Salem crowd split on plastic bags
By Andy Giegerich
Business Journal staff writer
Opponents and proponents of proposed rules regarding plastic bag fees offered passionate arguments during a Tuesday Oregon Senate hearing.
The measure, Senate Bill 536, drew testimony from 33 business advocates, environmental champions and consumers who spoke before the Senate’s Committee on Environment and Natural Resources. Seventeen of the speakers said during the three-and-a-half hour hearing they favor the measure while 16 oppose it.
The bill would ban single-use plastic bags issued by grocers and other retailers. Customers who don’t put their goods in reusable bags could purchase a paper bag from the store for five cents.
The Senate committee, chaired by Portland Democratic Sen. Jackie Dingfelder, will eventually decide whether to send the measure to full House and Senate votes.
The topic had attracted attention when Portland’s city council began considering a citywide plastic ban last year. The council agreed to forego its efforts after state lawmakers, led by Beaverton Democratic Sen. Mark Hass, agreed to introduce an Oregon measure during the 2011 legislative session.

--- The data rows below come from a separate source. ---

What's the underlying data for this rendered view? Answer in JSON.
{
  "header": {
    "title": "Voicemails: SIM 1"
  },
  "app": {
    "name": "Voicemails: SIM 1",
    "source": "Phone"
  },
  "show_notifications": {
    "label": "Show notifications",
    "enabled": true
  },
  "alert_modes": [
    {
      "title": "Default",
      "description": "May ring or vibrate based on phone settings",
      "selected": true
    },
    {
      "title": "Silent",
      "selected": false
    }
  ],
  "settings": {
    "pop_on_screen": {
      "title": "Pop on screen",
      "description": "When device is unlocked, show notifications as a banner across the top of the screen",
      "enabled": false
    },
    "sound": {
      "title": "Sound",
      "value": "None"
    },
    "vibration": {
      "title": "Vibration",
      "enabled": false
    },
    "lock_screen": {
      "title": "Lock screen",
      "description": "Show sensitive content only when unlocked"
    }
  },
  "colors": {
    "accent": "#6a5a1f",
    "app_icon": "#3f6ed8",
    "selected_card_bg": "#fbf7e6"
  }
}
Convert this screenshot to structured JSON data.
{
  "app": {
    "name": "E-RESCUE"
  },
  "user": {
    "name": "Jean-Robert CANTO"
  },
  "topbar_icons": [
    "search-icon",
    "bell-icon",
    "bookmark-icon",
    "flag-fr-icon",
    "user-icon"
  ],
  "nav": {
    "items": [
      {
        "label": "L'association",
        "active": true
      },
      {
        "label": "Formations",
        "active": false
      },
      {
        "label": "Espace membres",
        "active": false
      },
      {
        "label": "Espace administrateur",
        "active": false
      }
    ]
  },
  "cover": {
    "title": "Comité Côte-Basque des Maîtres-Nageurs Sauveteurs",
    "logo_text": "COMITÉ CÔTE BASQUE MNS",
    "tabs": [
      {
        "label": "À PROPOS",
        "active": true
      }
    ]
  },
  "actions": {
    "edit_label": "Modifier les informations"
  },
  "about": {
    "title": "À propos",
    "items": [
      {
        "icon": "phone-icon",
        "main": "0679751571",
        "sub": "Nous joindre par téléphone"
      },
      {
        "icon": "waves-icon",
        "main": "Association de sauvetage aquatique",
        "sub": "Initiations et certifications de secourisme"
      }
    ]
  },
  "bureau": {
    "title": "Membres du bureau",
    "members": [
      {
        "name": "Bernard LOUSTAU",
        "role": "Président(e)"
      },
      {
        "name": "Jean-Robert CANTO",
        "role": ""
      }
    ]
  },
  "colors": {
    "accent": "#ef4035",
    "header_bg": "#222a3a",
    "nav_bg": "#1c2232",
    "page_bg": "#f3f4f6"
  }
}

Environmental advocates oppose plastic bags because the containers decompose slowly and clog recycling equipment.
The green activists have supporters from grocers such as Safeway and Fred Meyer that back the measure because it would bring uniform state standards.
Bill Gardner, general manager of Memphis-based Kraft Bag/International Paper — which operates a Beaverton facility — said paper bag makers also support the measure.
“Paper is good for the environment: It naturally decomposes and it’s safe for wildlife,” said Gardner, whose company employs about 300 Beaverton employees and 900 statewide in Oregon. “It’s made from renewable resources and is highly recyclable.”